McDaniel’s winning of a National Championship is a major accomplishment for any cyclist, most of whom have been training for many years and are considered at the very height of their particular field.
McDaniel grew up in Iowa Park, racing motocross from the age of 3 or 4 until he was 21 when he left Motocross because of injuries. “In 2014, I found a cheap mountain bike on Craigslist,” he said, “bought it and started riding our Wee-Chi-Tah Trail.”
Until then, he had ridden bikes as a kid like most kids do cruising around their neighborhoods. “I think I missed the dirt from the Motocross,” he said, “and bicycling was the next safe step. I think that’s why I get hooked on mountain biking.”
Hooked may be a little of an understatement, as the Cat 1 mountain biker rides at least 5 days each week. “During the week, because of my day job, my rides are limited to a couple of hours a day, if I’m lucky. On the weekends, it’s a different story. I try to ride a minimum of three upwards of 5 hours.”
His two normal days of “rest” each week include either being off the bike, or riding at a relaxed recovery pace. “If I don’t get to ride my bike every single day, I don’t feel right,” he said. And that includes travelling to race two to three times a month in regional mountain bike races.
Of his recent National Championship on May 11, he said, “I’ve been competing in the Marathon Nationals for the past 3 years. I was in contention in 2018 and flatted multiple times, but I chased back to finish 8th of 23. I was happy.”
That said, “The next day I started training as hard as I could for this year’s event. The marathon singlespeed race is a set distance, 45.4 miles, and normally takes about 4 hours to finish.
“The race was two laps, and the first was relatively flat, not a lot of hill climbs,” McDaniel said. “The second lap, they threw in the biggest hill climb in Palo Duro right at the beginning of the lap. I had a plan in my mind, multiple days in advance, if there was a race happening come the second lap, I was going to go as hard as I could going up that hill and try to sperate myself from the competition.”
At the end of his first lap, McDaniel was racing with two other cyclists and he then executed exactly what he wanted to do up the hill. “By the end of the race, I won the hill climb and was very happy. I raced the race I wanted to race.”
McDaniel is looking forward to his fifth Streams and Valleys Mountain Bike race. “I have never won it. Once, because I was outright beat in a sprint at the end, and the other times were mechanical problems.”
He is also honored to have been asked to lead out the 12 year and under Rugrats Race. The race is free, on the Wee-Chi-Tah Trail and starts at 5:30 p.m. Friday. “It’s so much fun to watch those kids and the joy they get out of racing their bikes. Kids are the most important thing,” he said. “They are the future.”

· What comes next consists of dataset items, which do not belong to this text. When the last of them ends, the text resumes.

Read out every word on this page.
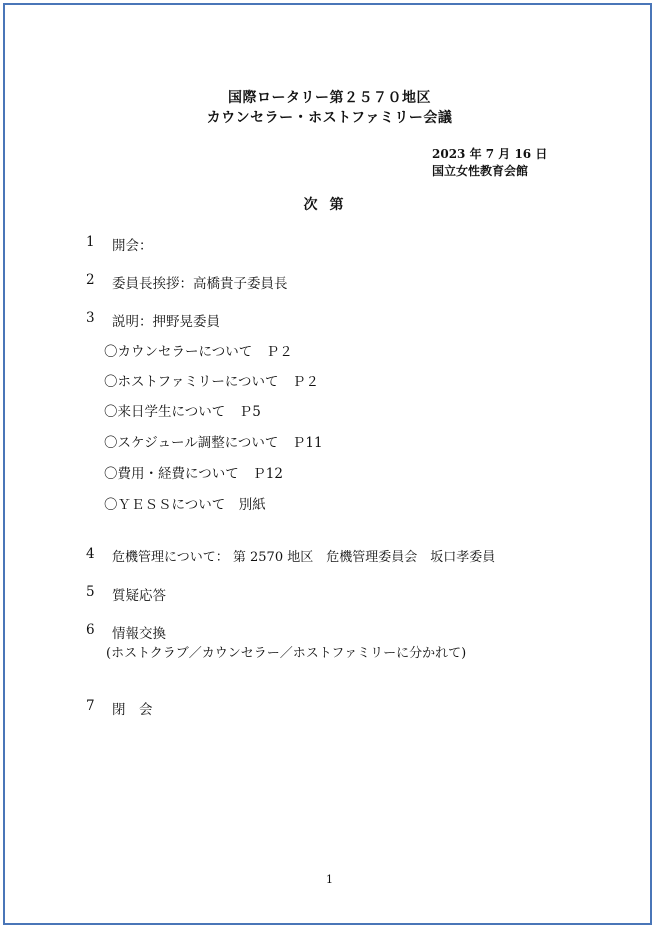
国際ロータリー第２５７０地区
カウンセラー・ホストファミリー会議
2023 年 7 月 16 日
国立女性教育会館
次第
1 開会：
2 委員長挨拶：高橋貴子委員長
3 説明：押野晃委員
〇カウンセラーについて　Ｐ２
〇ホストファミリーについて　Ｐ２
〇来日学生について　Ｐ5
〇スケジュール調整について　Ｐ11
〇費用・経費について　Ｐ12
〇ＹＥＳＳについて　別紙
4 危機管理について： 第 2570 地区　危機管理委員会　坂口孝委員
5 質疑応答
6 情報交換
(ホストクラブ／カウンセラー／ホストファミリーに分かれて)
7 閉　会
1
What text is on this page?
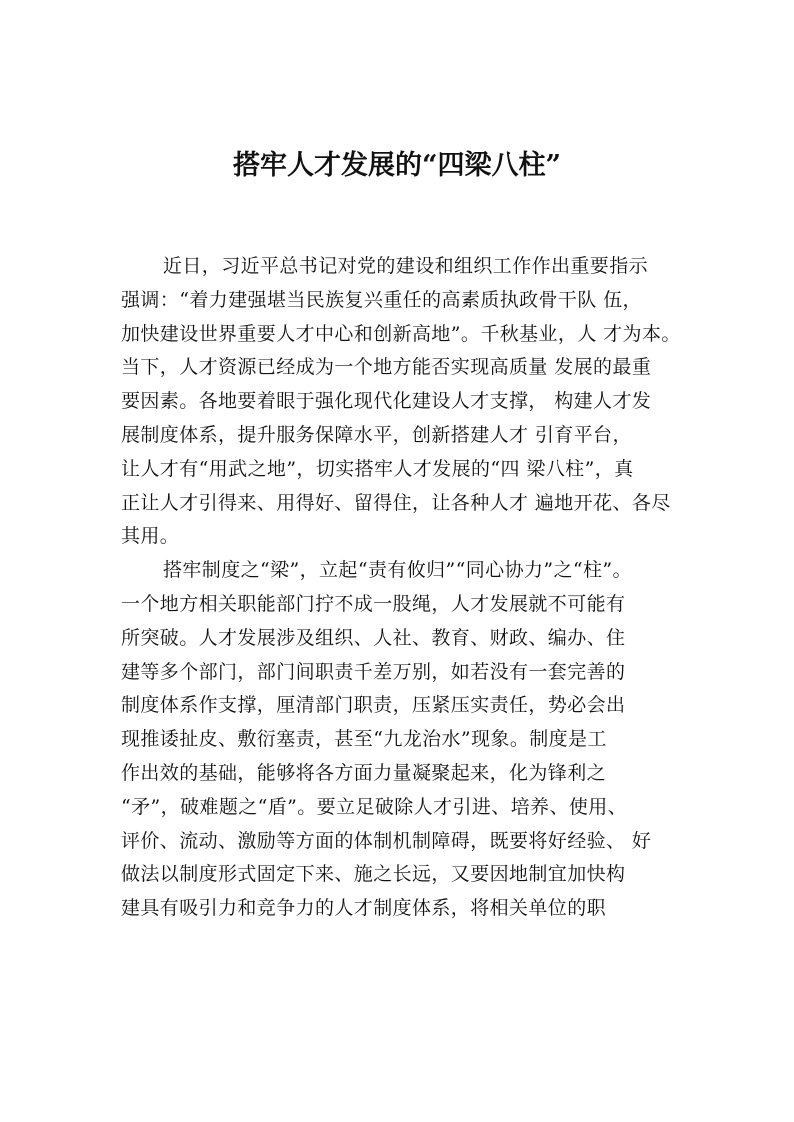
搭牢人才发展的“四梁八柱”
近日，习近平总书记对党的建设和组织工作作出重要指示
强调：“着力建强堪当民族复兴重任的高素质执政骨干队 伍，
加快建设世界重要人才中心和创新高地”。千秋基业，人 才为本。
当下，人才资源已经成为一个地方能否实现高质量 发展的最重
要因素。各地要着眼于强化现代化建设人才支撑， 构建人才发
展制度体系，提升服务保障水平，创新搭建人才 引育平台，
让人才有“用武之地”，切实搭牢人才发展的“四 梁八柱”，真
正让人才引得来、用得好、留得住，让各种人才 遍地开花、各尽
其用。
搭牢制度之“梁”，立起“责有攸归”“同心协力”之“柱”。
一个地方相关职能部门拧不成一股绳，人才发展就不可能有
所突破。人才发展涉及组织、人社、教育、财政、编办、住
建等多个部门，部门间职责千差万别，如若没有一套完善的
制度体系作支撑，厘清部门职责，压紧压实责任，势必会出
现推诿扯皮、敷衍塞责，甚至“九龙治水”现象。制度是工
作出效的基础，能够将各方面力量凝聚起来，化为锋利之
“矛”，破难题之“盾”。要立足破除人才引进、培养、使用、
评价、流动、激励等方面的体制机制障碍，既要将好经验、 好
做法以制度形式固定下来、施之长远，又要因地制宜加快构
建具有吸引力和竞争力的人才制度体系，将相关单位的职
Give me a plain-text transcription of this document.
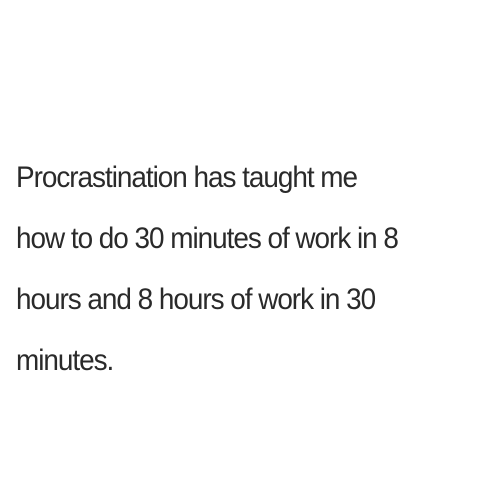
Procrastination has taught me
how to do 30 minutes of work in 8
hours and 8 hours of work in 30
minutes.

McDaniel is also a skilled road and criterium racer (Cat 3 in each) and may race the road on Saturday or the criterium on Sunday “There is a chance I will race.”
He said that none of his success would be possible without his wife Tatum. “She keeps my nutrition on-spot and that’s huge in this sport. She enjoys bicycling, but not as much as I do. I think she enjoys helping me and I am very fortunate for that.”